Federal government to help rural North Texas counties combat surge in COVID-19 hospitalizations

Hospitalizations in North Texas have jumped by more than 1,000 people in just the past month.

The Dallas-Fort Worth Hospital Council said more than 100 people were hospitalized for COVID-19 between Tuesday and Wednesday.

According to the DFW Hospital Council, the number of COVID-19 patients in area hospitals nearly quadrupled in the last 30 days.

Some rural counties are seeing a very high percentage of hospitalizations.

Part of the problem is the number of unvaccinated residents in those areas, though the federal government has a program to help change that.

Overall, the North Texas area remains well below the 15% hospitalization threshold that would trigger rollbacks on business occupancy.

But some rural counties have hospitalization rates well above that mark.

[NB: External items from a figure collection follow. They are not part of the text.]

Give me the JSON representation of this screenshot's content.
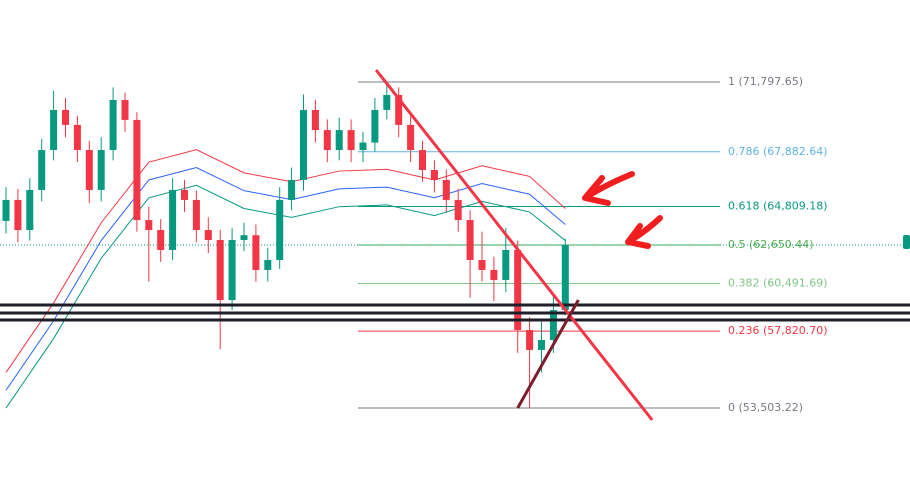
{
  "chart_data": {
    "type": "candlestick",
    "ylim": [
      49294,
      76400
    ],
    "up_color": "#089981",
    "down_color": "#f23645",
    "candles": [
      [
        64000,
        65900,
        63300,
        65180
      ],
      [
        65180,
        65800,
        62800,
        63490
      ],
      [
        63490,
        66400,
        62900,
        65740
      ],
      [
        65740,
        68600,
        65100,
        67980
      ],
      [
        67980,
        71300,
        67400,
        70230
      ],
      [
        70230,
        70900,
        68700,
        69390
      ],
      [
        69390,
        69900,
        67300,
        67980
      ],
      [
        67980,
        68500,
        65000,
        65740
      ],
      [
        65740,
        68700,
        65100,
        67980
      ],
      [
        67980,
        71500,
        67400,
        70790
      ],
      [
        70790,
        71200,
        69000,
        69670
      ],
      [
        69670,
        70100,
        63400,
        64050
      ],
      [
        64050,
        64800,
        60600,
        63490
      ],
      [
        63490,
        64100,
        61700,
        62370
      ],
      [
        62370,
        66400,
        61800,
        65740
      ],
      [
        65740,
        66300,
        64500,
        65180
      ],
      [
        65180,
        65700,
        62800,
        63490
      ],
      [
        63490,
        64200,
        62200,
        62930
      ],
      [
        62930,
        63500,
        56800,
        59560
      ],
      [
        59560,
        63600,
        59000,
        62930
      ],
      [
        62930,
        63900,
        62300,
        63200
      ],
      [
        63200,
        63800,
        60600,
        61250
      ],
      [
        61250,
        62500,
        60600,
        61810
      ],
      [
        61810,
        65900,
        61300,
        65180
      ],
      [
        65180,
        67000,
        64600,
        66300
      ],
      [
        66300,
        71100,
        65700,
        70230
      ],
      [
        70230,
        70800,
        68400,
        69100
      ],
      [
        69100,
        69700,
        67300,
        67980
      ],
      [
        67980,
        69800,
        67400,
        69100
      ],
      [
        69100,
        69700,
        67300,
        67980
      ],
      [
        67980,
        69000,
        67300,
        68400
      ],
      [
        68400,
        70900,
        67900,
        70230
      ],
      [
        70230,
        71800,
        69700,
        71070
      ],
      [
        71070,
        71500,
        68700,
        69390
      ],
      [
        69390,
        69900,
        67300,
        67980
      ],
      [
        67980,
        68500,
        66200,
        66860
      ],
      [
        66860,
        67400,
        65600,
        66300
      ],
      [
        66300,
        66900,
        64500,
        65180
      ],
      [
        65180,
        65800,
        63400,
        64050
      ],
      [
        64050,
        64600,
        59700,
        61810
      ],
      [
        61810,
        63400,
        60600,
        61250
      ],
      [
        61250,
        62000,
        59500,
        60690
      ],
      [
        60690,
        63600,
        60000,
        62370
      ],
      [
        62370,
        62900,
        56600,
        57880
      ],
      [
        57880,
        58600,
        53503,
        56760
      ],
      [
        56760,
        58500,
        55500,
        57320
      ],
      [
        57320,
        59900,
        56600,
        59000
      ],
      [
        59000,
        63000,
        58700,
        62650
      ]
    ],
    "moving_averages": {
      "x": [
        0,
        4,
        8,
        12,
        16,
        20,
        24,
        28,
        32,
        36,
        40,
        44,
        47
      ],
      "series": [
        {
          "color": "#f23645",
          "values": [
            55500,
            59400,
            63900,
            67300,
            68000,
            66700,
            66200,
            66800,
            66900,
            66300,
            67100,
            66500,
            64700
          ]
        },
        {
          "color": "#2962ff",
          "values": [
            54500,
            58400,
            62900,
            66300,
            67000,
            65700,
            65200,
            65800,
            65900,
            65300,
            66100,
            65500,
            63800
          ]
        },
        {
          "color": "#089981",
          "values": [
            53500,
            57400,
            61900,
            65300,
            66000,
            64700,
            64200,
            64800,
            64900,
            64300,
            65100,
            64500,
            62900
          ]
        }
      ]
    },
    "horizontal_lines": [
      59283,
      58834,
      58442
    ],
    "trend_lines": [
      {
        "color": "#f23645",
        "x": [
          31.1,
          54.3
        ],
        "values": [
          72472,
          52830
        ]
      },
      {
        "color": "#7b1e2b",
        "x": [
          43,
          48.1
        ],
        "values": [
          53503,
          59564
        ]
      }
    ],
    "fib_levels": [
      {
        "value": 71797.65,
        "label": "1 (71,797.65)",
        "color": "#787b86"
      },
      {
        "value": 67882.64,
        "label": "0.786 (67,882.64)",
        "color": "#5fb3e4"
      },
      {
        "value": 64809.18,
        "label": "0.618 (64,809.18)",
        "color": "#089981"
      },
      {
        "value": 62650.44,
        "label": "0.5 (62,650.44)",
        "color": "#4caf50"
      },
      {
        "value": 60491.69,
        "label": "0.382 (60,491.69)",
        "color": "#81c784"
      },
      {
        "value": 57820.7,
        "label": "0.236 (57,820.70)",
        "color": "#f23645"
      },
      {
        "value": 53503.22,
        "label": "0 (53,503.22)",
        "color": "#787b86"
      }
    ]
  }
}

"The majority of the patients that are hospitalized have not been vaccinated," explained DFW Hospital Council President and CEO Dr. Stephen Love.

As of Wednesday, there are 1,381 patients hospitalized with COVID-19 in the North Texas region.

Love said one in four patients is in the ICU.

He added that some rural counties have higher hospitalization rates, in part, due to lower bed capacity.

"I think also you have to look at the overall vaccination rates and most of the counties where the vaccination rates are lower, they have higher cases that end up going to the hospital," Love said.

In an effort to increase outreach and COVID-19 vaccination rates in rural counties, the federal government is providing funding to states.

Texas is receiving some $7 million to split among 142 rural health clinics.

"A lot of the younger people are not vaccinated and they're ending up in the hospital. And unfortunately, some of them are dying," Love said.

It's a concern shared by Dr. John Carlo, who is part of the Texas Medical Association COVID-19 Task Force.

He's worried about what's called long COVID infections, found in roughly 30% of patients.

"Which is extended symptoms up to six months after the infection. So this is not really this is not a trivial infection. It can happen to anybody," Carlo explained.

Dr. Carlo said people with natural immunity need to get vaccinated too due to the mutated Delta variant.

"Once we got this new variant introduced, the herd immunity calculation goes away," he said. "I think that we have to realize that no one individual responsibility is what's going to make this work."

Hospitalizations are a lagging indicator, so as case numbers increase, the DFW Hospital Council anticipate hospitalizations will increase.

The Texas Medical Association urged mask-wearing for everyone in schools to protect those students under the age of 12 who can’t be vaccinated.